O Ministério Público Federal revelou que o governo liderado por Jair Bolsonaro fez uma tentativa de incorporar as joias sauditas como propriedade privada do ex-presidente, em vez de considerá-las parte do acervo público presidencial.
Essa informação foi exposta em um ofício datado de 24 de abril, assinado pela procuradora Gabriela Hossri, do MPF em Guarulhos. No documento, a procuradora defende perante a Justiça Federal a necessidade de busca e apreensão na residência de Marcelo da Silva Vieira, capitão da corveta da reserva da Marinha, que, durante o governo Bolsonaro, ocupou o cargo de chefe do Gabinete Adjunto de Documentação Histórica da Presidência da República (GADH), responsável por receber e encaminhar presentes destinados ao presidente. O celular de Vieira foi apreendido pela Polícia Federal em 12 de maio.
O MPF e a PF estão investigando a entrada irregular no Brasil de um conjunto valioso de joias, que seriam presentes do governo da Arábia Saudita. Esses itens de luxo estavam em posse de uma comitiva governamental que visitou o país do Oriente Médio e foram retidos pela Receita Federal no Aeroporto Internacional de Guarulhos, em São Paulo, em outubro de 2021.
Nos últimos dias de dezembro de 2022, o tenente-coronel Mauro Cid, então braço direito de Bolsonaro no cargo de chefe da Ajudância de Ordens da Presidência da República, tentou obter a liberação das joias junto à Receita e mobilizou funcionários, incluindo Vieira, para lidar com os trâmites burocráticos relacionados ao recebimento dos itens.
No ofício à Justiça, a procuradora escreveu: “Trata-se de um processo que teve um resultado predeterminado, deixando claro o uso do processo administrativo no setor chefiado por Marcelo Vieira apenas como uma forma de legitimar a apropriação privada do bem”. Esse processo administrativo teria sido mencionado por Cid em uma ligação telefônica com Vieira em 28 de dezembro.

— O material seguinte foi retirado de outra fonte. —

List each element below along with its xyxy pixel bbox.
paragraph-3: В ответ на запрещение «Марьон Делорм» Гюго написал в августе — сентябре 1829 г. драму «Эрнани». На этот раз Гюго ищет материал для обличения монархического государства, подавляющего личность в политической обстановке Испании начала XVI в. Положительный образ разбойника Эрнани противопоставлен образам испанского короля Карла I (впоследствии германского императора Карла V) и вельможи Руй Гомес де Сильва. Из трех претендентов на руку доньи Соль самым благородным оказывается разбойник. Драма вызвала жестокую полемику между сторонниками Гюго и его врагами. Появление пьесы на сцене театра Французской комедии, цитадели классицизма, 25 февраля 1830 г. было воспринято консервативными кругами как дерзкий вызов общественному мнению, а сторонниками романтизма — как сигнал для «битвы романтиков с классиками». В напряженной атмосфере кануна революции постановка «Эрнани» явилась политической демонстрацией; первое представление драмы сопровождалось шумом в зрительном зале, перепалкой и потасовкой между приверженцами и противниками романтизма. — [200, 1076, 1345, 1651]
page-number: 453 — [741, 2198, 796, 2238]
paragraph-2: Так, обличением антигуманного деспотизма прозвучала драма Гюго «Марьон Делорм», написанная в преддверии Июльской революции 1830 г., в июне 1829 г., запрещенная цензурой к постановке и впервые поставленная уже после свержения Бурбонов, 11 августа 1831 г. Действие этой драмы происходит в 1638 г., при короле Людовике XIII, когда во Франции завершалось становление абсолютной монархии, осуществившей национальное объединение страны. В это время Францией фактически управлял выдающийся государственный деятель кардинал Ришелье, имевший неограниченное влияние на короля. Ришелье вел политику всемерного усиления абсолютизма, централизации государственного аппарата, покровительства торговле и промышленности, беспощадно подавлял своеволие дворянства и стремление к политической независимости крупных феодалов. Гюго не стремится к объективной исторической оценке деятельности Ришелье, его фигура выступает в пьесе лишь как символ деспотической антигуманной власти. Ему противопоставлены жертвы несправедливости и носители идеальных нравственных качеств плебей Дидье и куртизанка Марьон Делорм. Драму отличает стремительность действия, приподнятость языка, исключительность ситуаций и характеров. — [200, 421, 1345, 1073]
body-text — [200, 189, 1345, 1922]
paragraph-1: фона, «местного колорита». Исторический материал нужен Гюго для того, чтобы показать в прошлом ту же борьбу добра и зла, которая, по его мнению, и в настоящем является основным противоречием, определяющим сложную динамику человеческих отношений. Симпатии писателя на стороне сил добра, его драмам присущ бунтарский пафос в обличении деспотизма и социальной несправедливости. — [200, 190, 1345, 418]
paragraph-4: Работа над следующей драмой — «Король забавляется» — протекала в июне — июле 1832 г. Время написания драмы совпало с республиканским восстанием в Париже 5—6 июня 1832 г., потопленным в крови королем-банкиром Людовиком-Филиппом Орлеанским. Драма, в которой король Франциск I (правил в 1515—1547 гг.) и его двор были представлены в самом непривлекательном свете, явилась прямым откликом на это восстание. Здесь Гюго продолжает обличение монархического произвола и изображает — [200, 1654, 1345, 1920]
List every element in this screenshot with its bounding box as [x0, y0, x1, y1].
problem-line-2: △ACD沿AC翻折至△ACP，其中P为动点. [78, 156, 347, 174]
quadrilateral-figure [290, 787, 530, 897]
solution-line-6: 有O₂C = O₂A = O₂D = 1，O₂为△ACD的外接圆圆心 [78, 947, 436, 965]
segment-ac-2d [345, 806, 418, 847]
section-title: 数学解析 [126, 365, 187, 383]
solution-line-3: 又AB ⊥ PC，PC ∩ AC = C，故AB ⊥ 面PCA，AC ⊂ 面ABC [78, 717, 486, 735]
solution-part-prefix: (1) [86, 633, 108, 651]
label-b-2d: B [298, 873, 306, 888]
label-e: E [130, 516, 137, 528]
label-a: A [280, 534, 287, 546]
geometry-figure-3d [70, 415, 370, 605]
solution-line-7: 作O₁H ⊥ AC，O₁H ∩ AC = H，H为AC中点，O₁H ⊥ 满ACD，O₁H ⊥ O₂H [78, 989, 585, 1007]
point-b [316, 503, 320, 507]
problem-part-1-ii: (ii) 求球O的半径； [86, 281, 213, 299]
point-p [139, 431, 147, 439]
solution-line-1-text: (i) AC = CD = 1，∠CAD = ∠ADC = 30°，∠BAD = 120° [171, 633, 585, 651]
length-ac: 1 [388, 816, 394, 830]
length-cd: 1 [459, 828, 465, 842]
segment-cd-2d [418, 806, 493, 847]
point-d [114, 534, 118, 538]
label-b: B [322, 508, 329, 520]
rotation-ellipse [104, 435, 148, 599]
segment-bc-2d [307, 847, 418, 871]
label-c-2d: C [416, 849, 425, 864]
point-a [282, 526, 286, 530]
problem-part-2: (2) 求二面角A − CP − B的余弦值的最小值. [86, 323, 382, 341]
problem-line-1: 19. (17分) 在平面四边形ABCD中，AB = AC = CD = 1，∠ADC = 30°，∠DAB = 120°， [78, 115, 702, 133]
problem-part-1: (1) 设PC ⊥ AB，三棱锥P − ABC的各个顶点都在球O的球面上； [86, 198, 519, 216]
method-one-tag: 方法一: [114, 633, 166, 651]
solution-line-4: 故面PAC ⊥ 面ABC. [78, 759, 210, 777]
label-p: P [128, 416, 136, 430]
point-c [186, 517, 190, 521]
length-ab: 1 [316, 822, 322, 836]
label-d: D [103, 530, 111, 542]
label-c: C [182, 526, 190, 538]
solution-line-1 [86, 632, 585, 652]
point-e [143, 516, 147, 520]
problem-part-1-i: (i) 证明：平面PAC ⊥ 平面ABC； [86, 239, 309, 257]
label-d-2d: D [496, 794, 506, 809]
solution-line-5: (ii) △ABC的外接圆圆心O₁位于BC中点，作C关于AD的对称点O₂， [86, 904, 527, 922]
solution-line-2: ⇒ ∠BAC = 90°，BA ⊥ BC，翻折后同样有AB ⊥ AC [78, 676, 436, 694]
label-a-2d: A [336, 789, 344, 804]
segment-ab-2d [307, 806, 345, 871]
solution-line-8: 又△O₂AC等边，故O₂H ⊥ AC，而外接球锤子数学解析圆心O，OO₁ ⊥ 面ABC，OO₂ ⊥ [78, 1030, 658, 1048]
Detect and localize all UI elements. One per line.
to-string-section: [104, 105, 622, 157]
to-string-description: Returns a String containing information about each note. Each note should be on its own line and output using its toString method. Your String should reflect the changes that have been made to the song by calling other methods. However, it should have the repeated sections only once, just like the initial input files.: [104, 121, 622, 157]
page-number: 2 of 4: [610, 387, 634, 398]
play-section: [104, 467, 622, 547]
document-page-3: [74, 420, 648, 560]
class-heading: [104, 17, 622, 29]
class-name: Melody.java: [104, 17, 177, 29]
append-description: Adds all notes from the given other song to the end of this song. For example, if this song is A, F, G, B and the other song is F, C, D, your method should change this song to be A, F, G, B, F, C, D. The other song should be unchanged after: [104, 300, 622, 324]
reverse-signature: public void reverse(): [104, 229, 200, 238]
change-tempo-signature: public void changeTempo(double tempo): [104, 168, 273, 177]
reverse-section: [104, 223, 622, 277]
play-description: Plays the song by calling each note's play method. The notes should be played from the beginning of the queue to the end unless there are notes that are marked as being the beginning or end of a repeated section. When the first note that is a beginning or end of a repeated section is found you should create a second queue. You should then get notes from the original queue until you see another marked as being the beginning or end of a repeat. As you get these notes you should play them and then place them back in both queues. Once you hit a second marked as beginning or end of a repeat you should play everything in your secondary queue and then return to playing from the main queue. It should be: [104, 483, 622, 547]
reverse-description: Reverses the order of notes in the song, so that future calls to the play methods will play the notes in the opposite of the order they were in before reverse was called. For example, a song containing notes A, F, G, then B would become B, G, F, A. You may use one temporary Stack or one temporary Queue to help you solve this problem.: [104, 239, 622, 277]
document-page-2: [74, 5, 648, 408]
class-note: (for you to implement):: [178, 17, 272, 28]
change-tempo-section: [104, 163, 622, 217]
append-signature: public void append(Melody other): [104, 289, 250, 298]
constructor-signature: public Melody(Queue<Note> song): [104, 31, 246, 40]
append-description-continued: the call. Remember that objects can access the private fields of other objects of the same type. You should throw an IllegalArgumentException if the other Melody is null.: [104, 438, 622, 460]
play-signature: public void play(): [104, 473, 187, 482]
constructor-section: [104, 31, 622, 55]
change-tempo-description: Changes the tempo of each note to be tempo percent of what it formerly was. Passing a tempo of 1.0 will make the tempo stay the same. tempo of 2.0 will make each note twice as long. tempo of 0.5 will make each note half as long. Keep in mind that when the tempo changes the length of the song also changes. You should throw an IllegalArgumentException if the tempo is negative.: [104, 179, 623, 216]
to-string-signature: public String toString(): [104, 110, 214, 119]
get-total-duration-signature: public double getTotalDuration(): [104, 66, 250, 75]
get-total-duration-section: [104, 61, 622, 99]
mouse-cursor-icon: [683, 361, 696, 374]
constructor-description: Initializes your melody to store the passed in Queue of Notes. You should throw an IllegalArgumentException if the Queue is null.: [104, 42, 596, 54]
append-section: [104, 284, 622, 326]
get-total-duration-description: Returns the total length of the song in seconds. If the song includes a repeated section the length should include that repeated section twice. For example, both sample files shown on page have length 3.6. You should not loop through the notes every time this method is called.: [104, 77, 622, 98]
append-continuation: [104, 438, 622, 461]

De acordo com o depoimento, Vieira teria concordado com o “desvirtuamento do procedimento de análise do presente em seu setor, facilitando assim uma possível apropriação privada do bem”. Isso ocorreu porque não cabia à Ajudância de Ordens, sob o comando de Cid na época, decidir que o presente seria entregue diretamente ao presidente, e o GADH receberia apenas os documentos com fotos do objeto, como destacado pelo MPF.
A responsabilidade de decidir se um presente destinado ao presidente deveria ser tratado como um item público ou privado era do GADH, que era chefiado por Vieira na época.
Conforme revelado pela investigação, o processo burocrático necessário para o encaminhamento das joias começou antes mesmo de os itens serem recebidos, mas não foi concluído, pois a equipe técnica da Receita negou a liberação.